Monday, May 20, 2013

Hungry Vegetarian seeks Sustenance on Mountaintop

My first fullday in Bogota started by a walk up Calle 7 to a sunday flea market that i had read about. The walk was great, as the sun was shining, i had a cup of fresh mango and papaya slices and everyone was out on their bikes. On every Sunday, the main streets in Candelaria are closed to vehicular traffic and are taken over by cylists, joggers and roller bladers. Every Sunday! (Take that, Portland.)

I stopped in to a couple of churches on the way, both of which were mid-mass. It is a bit like Portugal here in that every time i go into a cathedral there seems to be a mass underway. Seldom are they dormant.

The flea market was full of things that were not quite antiques, but junk that was fun to browse through. Lots of military accoutrment, old telephones, books, and toys. A man had a bucket of giant snails and was selling their snail slime as a skin care remedy. There i had a glass of lulo juice - lulo being a fruit native to the area. It is quite tart, but refreshing.

fruit vendor, Bogota
After the flea market i went to the Museo del Oro (free on sundays) and strolled through the impressive collection of gold artifacts and objects from Colombia history. It is a small museum, but impressive and worth a visit.

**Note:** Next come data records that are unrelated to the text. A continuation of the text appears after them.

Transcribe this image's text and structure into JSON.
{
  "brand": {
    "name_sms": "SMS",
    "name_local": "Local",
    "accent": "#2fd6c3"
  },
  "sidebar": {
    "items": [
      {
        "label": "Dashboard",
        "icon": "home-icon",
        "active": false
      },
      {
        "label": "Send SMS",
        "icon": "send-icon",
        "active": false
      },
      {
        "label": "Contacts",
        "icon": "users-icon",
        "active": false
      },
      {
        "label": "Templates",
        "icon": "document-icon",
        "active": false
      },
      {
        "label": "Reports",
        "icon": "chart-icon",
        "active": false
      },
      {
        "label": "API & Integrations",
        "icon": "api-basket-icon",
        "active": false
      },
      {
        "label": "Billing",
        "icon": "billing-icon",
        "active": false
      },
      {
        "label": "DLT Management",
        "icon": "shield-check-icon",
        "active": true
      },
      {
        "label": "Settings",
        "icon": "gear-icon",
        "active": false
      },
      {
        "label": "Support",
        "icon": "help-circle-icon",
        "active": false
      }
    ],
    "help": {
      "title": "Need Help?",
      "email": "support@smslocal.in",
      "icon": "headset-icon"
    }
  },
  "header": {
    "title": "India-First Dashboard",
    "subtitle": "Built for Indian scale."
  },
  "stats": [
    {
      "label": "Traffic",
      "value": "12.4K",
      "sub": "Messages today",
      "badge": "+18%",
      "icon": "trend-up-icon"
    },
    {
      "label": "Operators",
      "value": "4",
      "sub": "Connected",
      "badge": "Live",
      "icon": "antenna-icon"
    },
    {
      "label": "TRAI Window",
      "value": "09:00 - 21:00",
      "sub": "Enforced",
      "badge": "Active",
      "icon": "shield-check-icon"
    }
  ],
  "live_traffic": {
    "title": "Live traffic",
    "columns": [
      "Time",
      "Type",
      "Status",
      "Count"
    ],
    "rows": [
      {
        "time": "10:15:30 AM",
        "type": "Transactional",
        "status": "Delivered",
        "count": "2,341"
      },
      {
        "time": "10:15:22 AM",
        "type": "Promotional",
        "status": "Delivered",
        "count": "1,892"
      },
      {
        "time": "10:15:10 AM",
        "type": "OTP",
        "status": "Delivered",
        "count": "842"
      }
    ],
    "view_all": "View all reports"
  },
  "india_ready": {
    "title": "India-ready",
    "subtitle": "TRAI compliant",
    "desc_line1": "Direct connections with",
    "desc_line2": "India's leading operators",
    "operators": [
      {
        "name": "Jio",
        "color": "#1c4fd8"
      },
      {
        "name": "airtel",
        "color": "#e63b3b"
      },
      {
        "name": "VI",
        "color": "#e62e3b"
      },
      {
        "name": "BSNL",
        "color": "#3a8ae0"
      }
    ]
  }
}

After the museum i walked for a ways up hill past vendors of grilled meats, blood sausage, corn and religious artifacts to the cable car station to go up to the top of the mountain to visit Monserrat, mountain with a white church perched atop. The church is visible from everywhere in the city and accessible by cable car, funicular, or a steep hike. The church, although very sacred is not that special, and wuite plain. What was great was the view of the city and mountains and the stroll through the market, which was selling various crafts and souveniers. (Nothing that i wanted to buy, mind you.) At that point it started to rain, so i ducked into a hall of food sellers, all cooking up the same dishes, rice and potatos or soup with chicken, blood sausage, pig intestines, and other identifiable mean bits. I was looking to see if there was anything vegetarian i could have when i was approached by the waitress who said something incomprhensible to me in spanish. I do not know what she said but i blurted out two phrases i know, liked togther: I am a vegetarian and i am hungry. She understood and made me a plate of rice, fired plantains, avocado slices, potatoes, beans, and hot peppers. It was huge and delicious and about $3.
my $3 lunch

view of mountains from Montserrat
After descending from Monserrat i continued to wander, through squares, and down a street of vendors aggressively selling (almost exclusively) pinata fillings, past particularly run down streets where the amount of garbage, dog feces and delapitated buildings increased, to an area called the Macarena. It is a quasi-bohemian, trendy neighborhood, about 25 blocks or so north, with lots of international eateries and pubs. More upscale by far than Candalaria. I had a cigar on a patio and then hailed a taxi to take me another 50 or so blocks north to the area called Zona Rosa.

graffiti in the Macarena area, Bogota
Zona Rosa is a fancy neighborhood. The streets are lined with large trees, it is clean and the sidewalks are not filled with dangerous holes. Here i found stores like Zara, Ferrigamo, and Hugo Boss, a movie theatre, a mall, a Hard Rock Cafe, and many fancy looking restaurants, bars and hotels. It feels a hundred years away from Caldelaria. It was pleasant to stroll around and has a couple of streets (Zona T) that are pedestrian and only lined with eateries. It was a little upsacle for my liking, but i sat down on the patio of a middle eastern restaurant and smoked a hookah and had hummus and turish coffee until it got too cold to sit outside at which point i hailed a taxi and went back to my hostel, where the kitchen was filled with guests cooking dinner. I was fairly tired after all my walking, so after a good lie down in the hammock i went to bed.

And let me take this opportunity too dispell another stupid warning i received from people and books before coming here. I was told to only take taxis after dark (which i have established as nonsense, as walking is fine), AND i was told never to hail them on the street but only to call for them. This posed a problem as i do not have a phone. But as it turns out everyone hails taxis on the street. They are yellow and licensed and use meters and have gps and are quite safe. So there, fear mongerers!

Ok, i am off for another day of exploring. Thanks for checking on me.
View from my Anandamayi Hostel, Candelaria, Bogota


Betty-Lou said...

Such diversity in the city: "From feces to Ferragamo" could have been the title of this post. As usual, when you are traveling, I wait with an ti ci pation for your next post. Love, Mum

Anonymous said...

that would have been a better title. your blogging assistance is missed. xo

Anonymous said...

You sure love adventures! and I love reading about them. You should write a book about your travels! ~norma c.